I. I was channeled, spoken by that sunburst.

II. Vaulting through wide crevices of noun, our rooms were filled with music.

III.  Only then described by reoccurrence, Jean-Paul Sartre wrote—There Is No
Question—but our spectacle of green. And you were channeled, too.

IV. To vocalize as such, to multiply, that build-up shone among our bodies. Voices shot up through these stems.

V. Voluminous and gossamer, I piled every flower on our altar.

VI. Red flowers then burned.

VII.  In lying down, I glistened. Vestibules were parted, hungering like bushes. Then that sweetness came and left.

VIII. That was our preservation, offering up prayers like a scent. I could not amplify.

IX. Adjacent then.

X. To varnish without drink, to drink without a cup, that water drank us slowly.

XI. Sparrows stuffed into this wall inside our empty room, though nothing more could shock us after 1963.

XII. Then costumes changed. Each sparrow gripped a knife between their tiny beaks. An olive green was varnished, clipped, subsumed just like our own.

XIII.  Who stole away, lastly, each flower from our altar?

Contact Lenses

(1)

it is a tongue holding itself like an ear. its rims can’t keep

their shape. they lisp into the mattress, leave the sheet

apostrophed against the wall, head slapped, gagged in froth,

dreams tipped, bound in bruise-fade.

 

in the morning it is an eye. it draws white-flash fences

on its locked doors. where are the tarps that were

always being hung, tall, reflecting their stains back

onto the skin? the feeling that even having a tongue

 

makes it evil, and especially if that tongue were spinning

over an ear. loose a tire, suck in language that

is always the stomach’s shafts and axels slipping.

in the morning it also finds that it has dreamed of

 

contact lenses, big as a hand, dry and crooked. lick out

the mouth’s inside till it is round and stripped.
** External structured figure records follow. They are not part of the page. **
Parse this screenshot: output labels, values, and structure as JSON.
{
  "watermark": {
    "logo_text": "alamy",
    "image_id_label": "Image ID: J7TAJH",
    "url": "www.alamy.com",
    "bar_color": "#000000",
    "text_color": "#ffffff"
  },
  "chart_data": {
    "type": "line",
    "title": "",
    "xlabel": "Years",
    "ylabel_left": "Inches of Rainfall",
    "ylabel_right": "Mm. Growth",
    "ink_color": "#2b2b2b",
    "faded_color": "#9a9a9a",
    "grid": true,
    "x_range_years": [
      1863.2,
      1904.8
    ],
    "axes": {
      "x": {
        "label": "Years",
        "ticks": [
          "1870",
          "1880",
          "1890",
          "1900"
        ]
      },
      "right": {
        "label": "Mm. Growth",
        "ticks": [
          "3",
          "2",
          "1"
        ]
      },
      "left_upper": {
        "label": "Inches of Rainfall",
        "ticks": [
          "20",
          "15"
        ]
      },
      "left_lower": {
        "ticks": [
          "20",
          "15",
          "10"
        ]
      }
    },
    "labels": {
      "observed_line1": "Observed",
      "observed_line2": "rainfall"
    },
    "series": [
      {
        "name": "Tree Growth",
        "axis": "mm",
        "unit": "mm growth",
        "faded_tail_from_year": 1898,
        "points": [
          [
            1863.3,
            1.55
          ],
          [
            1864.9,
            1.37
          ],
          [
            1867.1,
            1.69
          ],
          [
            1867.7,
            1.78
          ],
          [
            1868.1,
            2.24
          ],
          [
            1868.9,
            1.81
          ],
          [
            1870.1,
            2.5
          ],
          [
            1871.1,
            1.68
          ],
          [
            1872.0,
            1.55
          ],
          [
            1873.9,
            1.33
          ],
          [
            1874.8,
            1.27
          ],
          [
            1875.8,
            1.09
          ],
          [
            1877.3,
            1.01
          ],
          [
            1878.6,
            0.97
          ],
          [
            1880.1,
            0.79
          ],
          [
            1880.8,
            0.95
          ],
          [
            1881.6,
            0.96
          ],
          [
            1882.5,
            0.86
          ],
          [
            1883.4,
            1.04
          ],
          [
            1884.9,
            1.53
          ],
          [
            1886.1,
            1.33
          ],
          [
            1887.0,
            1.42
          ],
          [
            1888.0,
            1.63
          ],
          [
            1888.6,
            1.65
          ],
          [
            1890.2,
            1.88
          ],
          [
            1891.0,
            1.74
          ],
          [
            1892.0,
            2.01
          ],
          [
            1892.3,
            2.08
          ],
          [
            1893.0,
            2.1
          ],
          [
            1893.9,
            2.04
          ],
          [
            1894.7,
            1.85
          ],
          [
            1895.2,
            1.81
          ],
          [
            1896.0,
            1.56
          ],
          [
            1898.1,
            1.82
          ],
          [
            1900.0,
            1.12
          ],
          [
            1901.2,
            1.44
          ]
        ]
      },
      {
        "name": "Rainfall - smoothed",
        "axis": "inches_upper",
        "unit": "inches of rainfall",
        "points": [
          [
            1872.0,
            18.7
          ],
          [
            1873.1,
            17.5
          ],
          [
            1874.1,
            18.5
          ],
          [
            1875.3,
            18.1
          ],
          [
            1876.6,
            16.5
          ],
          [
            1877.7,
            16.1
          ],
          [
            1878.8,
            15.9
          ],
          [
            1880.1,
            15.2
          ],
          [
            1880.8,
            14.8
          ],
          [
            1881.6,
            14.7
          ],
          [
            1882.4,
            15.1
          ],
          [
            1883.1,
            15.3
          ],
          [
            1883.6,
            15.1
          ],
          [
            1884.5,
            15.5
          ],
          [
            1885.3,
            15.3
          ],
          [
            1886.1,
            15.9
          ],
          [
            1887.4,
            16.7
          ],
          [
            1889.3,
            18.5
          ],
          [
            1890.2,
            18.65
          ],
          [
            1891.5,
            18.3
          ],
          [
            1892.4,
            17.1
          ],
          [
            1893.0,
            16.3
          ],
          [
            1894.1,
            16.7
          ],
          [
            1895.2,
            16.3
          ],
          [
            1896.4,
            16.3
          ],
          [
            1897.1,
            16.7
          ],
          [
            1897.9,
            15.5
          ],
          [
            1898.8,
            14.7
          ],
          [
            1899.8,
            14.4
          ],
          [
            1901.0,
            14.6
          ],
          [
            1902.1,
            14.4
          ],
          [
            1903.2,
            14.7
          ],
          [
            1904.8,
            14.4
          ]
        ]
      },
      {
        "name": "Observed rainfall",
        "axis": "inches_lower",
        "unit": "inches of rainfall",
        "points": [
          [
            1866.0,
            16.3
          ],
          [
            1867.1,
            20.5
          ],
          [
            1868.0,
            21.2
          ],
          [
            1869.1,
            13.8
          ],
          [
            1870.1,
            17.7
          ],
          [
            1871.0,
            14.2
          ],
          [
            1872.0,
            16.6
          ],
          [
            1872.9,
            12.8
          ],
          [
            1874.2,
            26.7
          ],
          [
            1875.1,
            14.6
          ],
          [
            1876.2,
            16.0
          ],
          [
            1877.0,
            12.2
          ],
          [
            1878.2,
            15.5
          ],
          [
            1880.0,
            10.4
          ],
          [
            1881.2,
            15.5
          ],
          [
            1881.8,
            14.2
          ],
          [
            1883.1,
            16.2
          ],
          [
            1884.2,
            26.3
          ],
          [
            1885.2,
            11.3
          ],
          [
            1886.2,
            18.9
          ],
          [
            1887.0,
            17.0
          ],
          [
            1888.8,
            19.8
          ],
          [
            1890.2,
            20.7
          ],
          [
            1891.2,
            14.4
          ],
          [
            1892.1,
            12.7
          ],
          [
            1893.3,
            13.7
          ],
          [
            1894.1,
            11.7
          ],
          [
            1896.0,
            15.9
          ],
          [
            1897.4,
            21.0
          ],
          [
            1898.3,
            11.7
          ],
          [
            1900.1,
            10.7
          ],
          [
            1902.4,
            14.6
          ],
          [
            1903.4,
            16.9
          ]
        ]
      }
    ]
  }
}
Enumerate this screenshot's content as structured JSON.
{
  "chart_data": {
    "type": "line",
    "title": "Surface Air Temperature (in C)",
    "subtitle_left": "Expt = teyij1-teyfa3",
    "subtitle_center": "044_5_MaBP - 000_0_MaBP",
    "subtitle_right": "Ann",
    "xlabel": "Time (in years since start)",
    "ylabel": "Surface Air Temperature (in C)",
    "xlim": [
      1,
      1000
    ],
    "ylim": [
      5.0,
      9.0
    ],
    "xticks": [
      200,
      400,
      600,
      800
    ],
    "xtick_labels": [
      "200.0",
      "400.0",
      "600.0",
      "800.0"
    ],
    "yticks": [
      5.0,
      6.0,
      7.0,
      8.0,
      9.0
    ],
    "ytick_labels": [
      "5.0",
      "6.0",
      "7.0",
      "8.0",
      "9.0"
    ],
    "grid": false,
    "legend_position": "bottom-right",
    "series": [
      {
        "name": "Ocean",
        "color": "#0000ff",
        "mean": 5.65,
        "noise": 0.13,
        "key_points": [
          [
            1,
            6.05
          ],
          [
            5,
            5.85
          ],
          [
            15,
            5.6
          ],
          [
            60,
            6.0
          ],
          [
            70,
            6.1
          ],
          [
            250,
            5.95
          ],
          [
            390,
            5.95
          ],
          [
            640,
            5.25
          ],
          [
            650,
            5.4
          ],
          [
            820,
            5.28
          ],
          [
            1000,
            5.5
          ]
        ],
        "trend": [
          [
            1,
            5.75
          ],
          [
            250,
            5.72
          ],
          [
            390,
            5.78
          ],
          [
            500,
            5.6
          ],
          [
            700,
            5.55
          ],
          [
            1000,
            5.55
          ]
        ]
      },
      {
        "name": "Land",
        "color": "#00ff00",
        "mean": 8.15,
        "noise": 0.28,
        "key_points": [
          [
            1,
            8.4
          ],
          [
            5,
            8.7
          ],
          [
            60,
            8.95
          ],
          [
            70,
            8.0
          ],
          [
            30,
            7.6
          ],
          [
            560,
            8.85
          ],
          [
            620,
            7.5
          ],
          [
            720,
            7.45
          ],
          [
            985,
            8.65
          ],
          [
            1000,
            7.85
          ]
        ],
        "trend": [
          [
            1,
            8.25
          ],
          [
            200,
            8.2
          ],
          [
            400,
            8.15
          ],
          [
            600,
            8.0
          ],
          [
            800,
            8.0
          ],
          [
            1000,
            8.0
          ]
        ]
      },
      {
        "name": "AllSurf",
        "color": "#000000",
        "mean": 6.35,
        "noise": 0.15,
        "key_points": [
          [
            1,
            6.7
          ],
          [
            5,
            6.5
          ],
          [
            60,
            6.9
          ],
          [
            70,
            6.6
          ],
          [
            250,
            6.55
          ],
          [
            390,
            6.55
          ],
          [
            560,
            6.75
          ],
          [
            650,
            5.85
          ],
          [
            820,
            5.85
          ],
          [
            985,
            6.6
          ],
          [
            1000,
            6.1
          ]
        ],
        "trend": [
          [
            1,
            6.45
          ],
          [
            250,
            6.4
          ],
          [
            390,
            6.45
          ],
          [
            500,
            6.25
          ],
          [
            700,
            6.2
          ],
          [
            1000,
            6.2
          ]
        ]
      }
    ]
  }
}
it wants to be the tongue rubbing sore the wet teeth but

has more limbs to air, cloth hutches to cut and bolt.

 

(2)

Before I put on my glasses the book forces itself on the poster

which peels into its circle in glue stutters, matches the cracked

cover’s swoop, just as easily scurries when my brain cuts the

dimensions. It liked being deepened, I can tell by its shadow’s little

 

shudder. The commisure of sun and fan like a certain smile. I

dreamed a yellow badger was on fire but wrapped in a wet page

emerged unharmed. I slept on my glasses and dislocated their

wires, a fish skeleton on the wall. A trick of the light like being sure

 

you’re bleeding when you’re not, or that, unthinking, you’ve

slashed the brittle irons of a thing. Without glasses it’s difficult

to walk down steps. The stairwell is sucked into a stench of distance,

cheeks bowed, gagged on hellos and green daylight tapping glass.

 

Things are too thin or too thick, and things I didn’t say yesterday

try to dry their dribbles on my reflection’s lips, the ones made only

of light: its hand on my back, breath down the necks of potted plants

horny for the hope of water but held in a dust rut on the lens.